Quantifying Long Range Dependence in Language and User Behavior to improve RNNs
This addresses the need for better modeling of long-range correlations in sequential data for applications like language understanding and recommendation systems, though it is incremental as it builds on existing LRD theory.
The paper tackled the problem of quantifying Long Range Dependence (LRD) in language and user behavior sequences, proposing a scalable estimation method that led to new RNN designs achieving state-of-the-art results with reduced computational cost.
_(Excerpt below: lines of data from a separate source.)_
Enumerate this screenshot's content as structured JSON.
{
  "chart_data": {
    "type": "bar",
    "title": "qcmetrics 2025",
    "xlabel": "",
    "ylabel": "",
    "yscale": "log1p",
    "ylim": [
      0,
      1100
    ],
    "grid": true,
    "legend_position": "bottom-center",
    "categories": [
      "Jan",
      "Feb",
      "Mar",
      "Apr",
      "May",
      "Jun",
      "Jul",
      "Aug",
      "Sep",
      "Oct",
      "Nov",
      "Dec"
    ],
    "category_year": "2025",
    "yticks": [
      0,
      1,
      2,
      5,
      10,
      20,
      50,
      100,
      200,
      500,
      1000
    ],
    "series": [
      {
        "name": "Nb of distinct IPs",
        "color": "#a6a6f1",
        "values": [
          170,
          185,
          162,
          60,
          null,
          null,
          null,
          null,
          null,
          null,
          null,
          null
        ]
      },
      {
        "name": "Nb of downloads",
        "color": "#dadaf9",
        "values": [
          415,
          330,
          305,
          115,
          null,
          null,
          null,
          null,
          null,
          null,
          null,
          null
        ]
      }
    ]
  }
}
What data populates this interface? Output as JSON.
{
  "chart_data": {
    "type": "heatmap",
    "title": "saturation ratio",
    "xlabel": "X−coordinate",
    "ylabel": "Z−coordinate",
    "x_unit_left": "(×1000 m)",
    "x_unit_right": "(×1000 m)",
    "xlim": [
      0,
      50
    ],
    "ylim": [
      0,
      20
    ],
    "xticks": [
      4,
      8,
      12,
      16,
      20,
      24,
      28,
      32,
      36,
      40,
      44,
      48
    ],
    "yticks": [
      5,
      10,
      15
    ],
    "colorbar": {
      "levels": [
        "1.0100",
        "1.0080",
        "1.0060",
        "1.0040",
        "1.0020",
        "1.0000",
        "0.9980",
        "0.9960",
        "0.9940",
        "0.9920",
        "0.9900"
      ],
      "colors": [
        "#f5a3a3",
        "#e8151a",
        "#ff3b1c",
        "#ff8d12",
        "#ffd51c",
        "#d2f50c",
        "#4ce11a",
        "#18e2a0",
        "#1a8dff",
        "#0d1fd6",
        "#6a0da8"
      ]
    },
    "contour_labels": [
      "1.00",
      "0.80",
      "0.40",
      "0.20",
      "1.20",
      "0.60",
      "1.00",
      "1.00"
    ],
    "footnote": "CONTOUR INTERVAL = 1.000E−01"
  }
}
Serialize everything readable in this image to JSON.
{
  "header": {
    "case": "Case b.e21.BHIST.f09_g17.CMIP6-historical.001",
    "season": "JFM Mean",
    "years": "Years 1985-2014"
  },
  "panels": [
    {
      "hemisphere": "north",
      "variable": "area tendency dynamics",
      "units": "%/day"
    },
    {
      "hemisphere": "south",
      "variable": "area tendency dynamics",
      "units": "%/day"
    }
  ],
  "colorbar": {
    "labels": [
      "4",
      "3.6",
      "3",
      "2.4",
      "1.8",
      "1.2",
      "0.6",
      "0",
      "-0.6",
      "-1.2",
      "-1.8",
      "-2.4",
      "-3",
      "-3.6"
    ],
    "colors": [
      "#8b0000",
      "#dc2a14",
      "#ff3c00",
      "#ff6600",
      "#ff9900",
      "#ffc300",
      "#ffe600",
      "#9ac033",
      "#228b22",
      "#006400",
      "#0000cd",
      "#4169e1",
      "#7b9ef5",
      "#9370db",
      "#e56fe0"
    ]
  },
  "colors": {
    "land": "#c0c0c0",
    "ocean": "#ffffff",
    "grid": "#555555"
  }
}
Characterizing temporal dependence patterns is a critical step in understanding the statistical properties of sequential data. Long Range Dependence (LRD) --- referring to long-range correlations decaying as a power law rather than exponentially w.r.t. distance --- demands a different set of tools for modeling the underlying dynamics of the sequential data. While it has been widely conjectured that LRD is present in language modeling and sequential recommendation, the amount of LRD in the corresponding sequential datasets has not yet been quantified in a scalable and model-independent manner. We propose a principled estimation procedure of LRD in sequential datasets based on established LRD theory for real-valued time series and apply it to sequences of symbols with million-item-scale dictionaries. In our measurements, the procedure estimates reliably the LRD in the behavior of users as they write Wikipedia articles and as they interact with YouTube. We further show that measuring LRD better informs modeling decisions in particular for RNNs whose ability to capture LRD is still an active area of research. The quantitative measure informs new Evolutive Recurrent Neural Networks (EvolutiveRNNs) designs, leading to state-of-the-art results on language understanding and sequential recommendation tasks at a fraction of the computational cost.